Emoji Searching – Would you? Should you? Did you even know you could?

I often think it would be quite exciting to be a search engine; with all that information to your fingertips and all that power over who gets to see what, you could perhaps rule the world. You would certainly rule the world of keywords but what if you became bored with words, especially sets of words, which all essentially mean the same thing? You might like to lighten things up and let people use emojis in their search queries.

Well we have some good news, emoji searching has been around for a while now and, to give an example, if you search using only the Hamburger emoji (which, on some Android versions, still has the cheese underneath the burger instead of on top of it), you will find some useful information about what hamburgers are, some not so useful information about McDonald’s burgers and an interesting discussion on where different platforms place the cheese (talk about obsessions). If however, you search using the Hamburger emoji and the words ‘near me’, you will probably find out the ten best burgers in your town.

If you have tried this (of course you have, who wouldn’t) you will have realised, like I did, that swapping from emoji panel to typing panel takes time and that if you are typing the relevant word ‘hamburger’ to find the Hamburger emoji, you might as well miss out a step and use the word instead. It was at this point I tried to be clever and, instead of typing ‘near me’, add the emoji for House (formerly known as ‘House Building’ but presumably, at some point, Unicode decided that we all knew houses were buildings). Sadly this cleverness didn’t work and lots of videos about burgers appeared instead.

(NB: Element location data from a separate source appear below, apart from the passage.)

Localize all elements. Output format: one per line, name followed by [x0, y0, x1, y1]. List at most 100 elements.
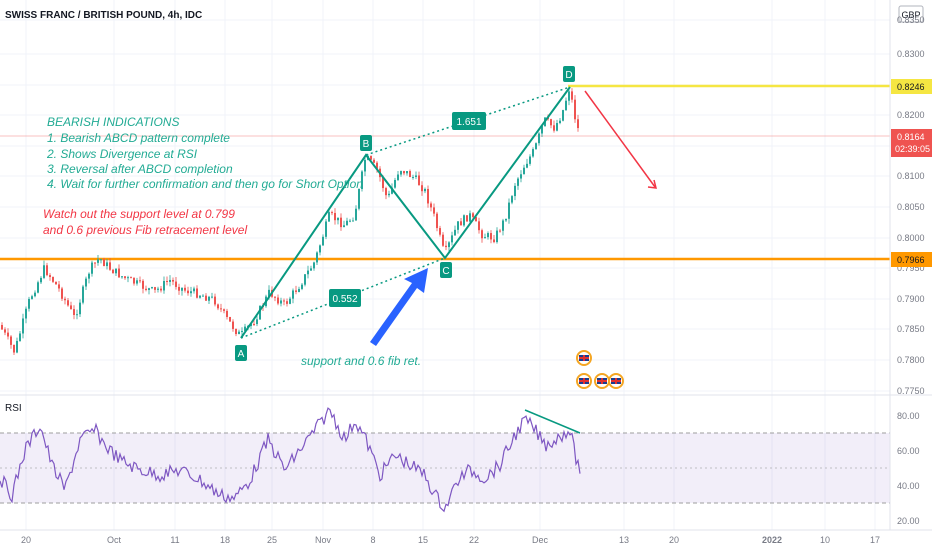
candle-body: [223, 309, 225, 311]
candle-body: [313, 262, 315, 269]
rsi-line[interactable]: [0, 407, 581, 513]
candle-body: [154, 287, 156, 290]
candle-body: [109, 262, 111, 270]
time-axis[interactable]: 20 Oct 11 18 25 Nov 8 15 22 Dec 13 20 2022 10 17: [0, 529, 932, 545]
candle-body: [457, 221, 459, 230]
candle-body: [445, 245, 447, 248]
chart-title[interactable]: SWISS FRANC / BRITISH POUND, 4h, IDC: [5, 10, 202, 21]
candle-body: [346, 220, 348, 226]
candle-body: [466, 215, 468, 222]
candle-body: [535, 143, 537, 150]
rsi-label[interactable]: RSI: [5, 403, 22, 414]
candle-body: [46, 265, 48, 276]
candle-body: [103, 259, 105, 267]
candle-body: [316, 252, 318, 263]
resistance-price-tag: [891, 79, 932, 94]
candle-body: [343, 225, 345, 228]
candle-body: [463, 215, 465, 226]
rsi-tick-label: 60.00: [897, 446, 920, 456]
candle-body: [382, 177, 384, 189]
price-tick-label: 0.7750: [897, 386, 925, 396]
abcd-pattern[interactable]: A B C D 1.651 0.552: [235, 66, 575, 361]
candle-body: [88, 273, 90, 279]
candle-body: [58, 284, 60, 289]
candle-body: [292, 290, 294, 299]
price-tick-label: 0.7900: [897, 294, 925, 304]
candle-body: [508, 202, 510, 219]
candle-body: [106, 262, 108, 267]
support-fib-note[interactable]: support and 0.6 fib ret.: [301, 354, 421, 368]
candle-body: [301, 284, 303, 289]
point-a-label: A: [238, 349, 245, 360]
blue-support-arrow[interactable]: [370, 268, 428, 346]
time-tick-label: Nov: [315, 535, 332, 545]
candle-body: [385, 188, 387, 196]
candle-body: [577, 119, 579, 129]
candle-body: [214, 296, 216, 305]
candle-body: [148, 288, 150, 290]
candle-body: [10, 336, 12, 345]
candle-body: [208, 296, 210, 301]
reversal-arrow[interactable]: [584, 90, 657, 189]
uk-flag-icon[interactable]: [594, 373, 610, 389]
candle-body: [175, 281, 177, 287]
bearish-notes-line-1: 1. Bearish ABCD pattern complete: [47, 131, 230, 145]
current-price-text: 0.8164: [897, 132, 925, 142]
candle-body: [85, 278, 87, 287]
candle-body: [151, 287, 153, 289]
candle-body: [22, 318, 24, 334]
bearish-notes-line-3: 3. Reversal after ABCD completion: [47, 162, 233, 176]
bearish-notes-line-4: 4. Wait for further confirmation and the…: [47, 177, 363, 191]
uk-flag-icon[interactable]: [576, 373, 592, 389]
candle-body: [370, 156, 372, 160]
candle-body: [451, 235, 453, 243]
candle-body: [196, 288, 198, 298]
price-tick-labels: 0.83500.83000.82500.82000.81500.81000.80…: [897, 15, 925, 396]
bearish-notes[interactable]: BEARISH INDICATIONS 1. Bearish ABCD patt…: [46, 115, 363, 191]
time-tick-label: 8: [370, 535, 375, 545]
candle-body: [133, 277, 135, 284]
candle-body: [115, 268, 117, 274]
candle-body: [100, 259, 102, 261]
candle-body: [559, 120, 561, 124]
candle-body: [469, 213, 471, 222]
currency-badge[interactable]: [898, 5, 924, 23]
candle-body: [130, 277, 132, 279]
candle-body: [184, 287, 186, 291]
candle-body: [358, 188, 360, 209]
candle-body: [49, 275, 51, 277]
support-warning-notes[interactable]: Watch out the support level at 0.799 and…: [43, 207, 247, 237]
candle-body: [142, 280, 144, 289]
candle-body: [319, 245, 321, 253]
candle-body: [568, 91, 570, 101]
candle-body: [34, 292, 36, 297]
candle-body: [187, 290, 189, 294]
candle-body: [472, 213, 474, 217]
candle-body: [538, 133, 540, 144]
candle-body: [514, 185, 516, 197]
price-axis[interactable]: GBP 0.83500.83000.82500.82000.81500.8100…: [889, 0, 932, 530]
news-events[interactable]: [576, 350, 624, 389]
rsi-divergence-line[interactable]: [524, 409, 581, 434]
time-tick-label: 22: [469, 535, 479, 545]
candle-body: [328, 212, 330, 222]
point-d-marker: [563, 66, 575, 82]
candle-body: [529, 156, 531, 164]
candle-body: [406, 171, 408, 174]
candle-body: [283, 300, 285, 302]
resistance-price-text: 0.8246: [897, 82, 925, 92]
time-tick-label: 10: [820, 535, 830, 545]
candle-body: [526, 163, 528, 168]
candle-body: [460, 221, 462, 226]
uk-flag-icon[interactable]: [576, 350, 592, 366]
candle-body: [94, 262, 96, 264]
uk-flag-icon[interactable]: [608, 373, 624, 389]
candle-body: [31, 296, 33, 299]
candle-body: [274, 296, 276, 298]
abcd-pattern-lines: [240, 86, 571, 339]
candle-body: [253, 323, 255, 325]
candle-body: [286, 301, 288, 304]
candle-body: [520, 174, 522, 179]
point-b-marker: [360, 135, 372, 151]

Before we all get carried away with our fun emoji searches, you might want to know whether or not you should be including emoji on your website, just in case people are using them in their searches. The answer to this requires a few facts:

  • At present Google include emoji in search results (this has not always been the case)
  • In June 2018, the Unicode Standard included 2,823 emoji (Unicode are kind of like the emoji police)
  • New emoji are introduced every year (useful 2019 emoji searches will include Skunk, Axe and Stethoscope)
  • Not all emoji are available on all platforms (they also look slightly different across platforms – back to the burger cheese again)
  • Each emoji has a word translation so, instead of distracting your website readers with irritating symbols, optimise your web content for keywords that relate to relevant emoji.